SUBJECT: Ph.D. Proposal Presentation
   
BY: Christopher Fernandez
   
TIME: Wednesday, July 3, 2019, 1:00 p.m.
   
PLACE: LOVE Building, 295
   
TITLE: Comparison of Simplified Physics-Based Building Energy Model to an Advanced Neural Network for Automatic Fault Detection
   
COMMITTEE: Dr. Sheldon M. Jeter, Chair (ME)
Dr. Said Abdel-Khalik (ME)
Dr. Godfried L. Augenbroe (ARCH)
Dr. Thomas Lawrence (ME)
Dr. Zhuomin Zhang (ME)
 

SUMMARY

uildings are complex structures with dynamic loading and ever-changing usage. Additionally, the need to reduce unnecessary energy consumption in buildings is increasing. As a result, buildings and building energy systems should be designed to conserve energy, and buildings should be monitored and evaluated to ensure that the designs are executed properly and that the buildings are operated correctly. Most building designers now use very adequate energy modeling software to support the design task. However, the problem with the current lineup of programs is that they require extensive inputs for material properties and usage loads; this results in spending extensive amounts of time performing model calibration or having to adjust multiple values to bring a model in alignment with actual building use. As a consequence, the existing software is complex and awkward for efficient monitoring and evaluation, especially for fault detection and diagnosis. Due to the limitations of current modeling programs, development has begun on rule-based and component-based fault detection by a number of companies. However, a suitable rigorous physics-based model has not been developed for the purpose of fault detection. Consequently, this proposed thesis research will include the design, development, evaluation, and testing of a model-based fault detection program and procedure.

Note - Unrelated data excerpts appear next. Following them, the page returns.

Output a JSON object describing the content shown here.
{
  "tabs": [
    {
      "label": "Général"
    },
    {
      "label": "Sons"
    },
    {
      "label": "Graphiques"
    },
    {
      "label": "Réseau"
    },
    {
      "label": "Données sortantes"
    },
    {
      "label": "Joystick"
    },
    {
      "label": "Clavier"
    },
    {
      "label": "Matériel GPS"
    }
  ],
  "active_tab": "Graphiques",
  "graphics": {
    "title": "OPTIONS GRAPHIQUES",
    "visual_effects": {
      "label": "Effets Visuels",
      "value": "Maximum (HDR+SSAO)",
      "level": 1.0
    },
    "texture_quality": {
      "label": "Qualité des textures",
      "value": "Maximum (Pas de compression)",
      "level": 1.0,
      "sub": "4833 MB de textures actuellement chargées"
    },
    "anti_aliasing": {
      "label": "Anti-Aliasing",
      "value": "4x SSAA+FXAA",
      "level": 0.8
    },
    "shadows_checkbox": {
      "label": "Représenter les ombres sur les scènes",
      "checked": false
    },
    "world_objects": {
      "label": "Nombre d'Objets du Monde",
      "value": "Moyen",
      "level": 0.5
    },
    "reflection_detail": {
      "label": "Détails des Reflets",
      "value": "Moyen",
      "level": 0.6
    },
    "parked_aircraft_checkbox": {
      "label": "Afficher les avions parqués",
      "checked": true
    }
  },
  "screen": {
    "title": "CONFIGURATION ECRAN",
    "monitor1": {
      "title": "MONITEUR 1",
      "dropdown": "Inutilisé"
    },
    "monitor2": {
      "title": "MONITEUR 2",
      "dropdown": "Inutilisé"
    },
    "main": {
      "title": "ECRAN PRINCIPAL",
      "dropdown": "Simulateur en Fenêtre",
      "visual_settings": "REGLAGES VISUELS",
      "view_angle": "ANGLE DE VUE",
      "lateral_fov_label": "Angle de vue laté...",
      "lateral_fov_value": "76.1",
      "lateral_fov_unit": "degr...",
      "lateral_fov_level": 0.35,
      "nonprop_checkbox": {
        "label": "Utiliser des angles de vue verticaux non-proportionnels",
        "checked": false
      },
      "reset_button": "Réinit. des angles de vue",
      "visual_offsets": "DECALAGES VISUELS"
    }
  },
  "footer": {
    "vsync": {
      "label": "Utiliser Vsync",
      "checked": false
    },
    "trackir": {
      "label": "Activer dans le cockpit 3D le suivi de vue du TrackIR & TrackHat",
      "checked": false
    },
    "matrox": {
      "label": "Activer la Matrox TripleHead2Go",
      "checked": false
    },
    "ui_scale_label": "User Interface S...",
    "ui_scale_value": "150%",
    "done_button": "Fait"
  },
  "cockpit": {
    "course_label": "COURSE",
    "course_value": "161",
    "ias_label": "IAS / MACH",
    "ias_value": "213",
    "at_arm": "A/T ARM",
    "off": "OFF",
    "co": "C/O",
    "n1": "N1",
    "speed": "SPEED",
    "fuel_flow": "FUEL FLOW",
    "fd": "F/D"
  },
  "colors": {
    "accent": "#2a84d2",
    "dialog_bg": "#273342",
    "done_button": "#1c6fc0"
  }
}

This research proposed herein will result in the development, testing, and refinement a simplified by rigorous and complete physics-based model for buildings and building energy systems that is purposely designed and implemented to support fault detection and similar applications. The usefulness and effectiveness of this simplified physics-based model (SPBM) will be demonstrated by comparison with the obvious currently available alternative, a state of the art purely data driven neural network black-box model. The proposed models, a simplified physics-based energy model and a neural network, will evaluate total building performance using weather and minimal load data that is common to most buildings to determine, identify, and measure the impact of building faults. There is currently no whole-building simplified fault modeling program, as such, evaluation of performance and accuracy of such a system to a state-of-the-art machine learning model will provide substantial insight to current and future fault detection methods.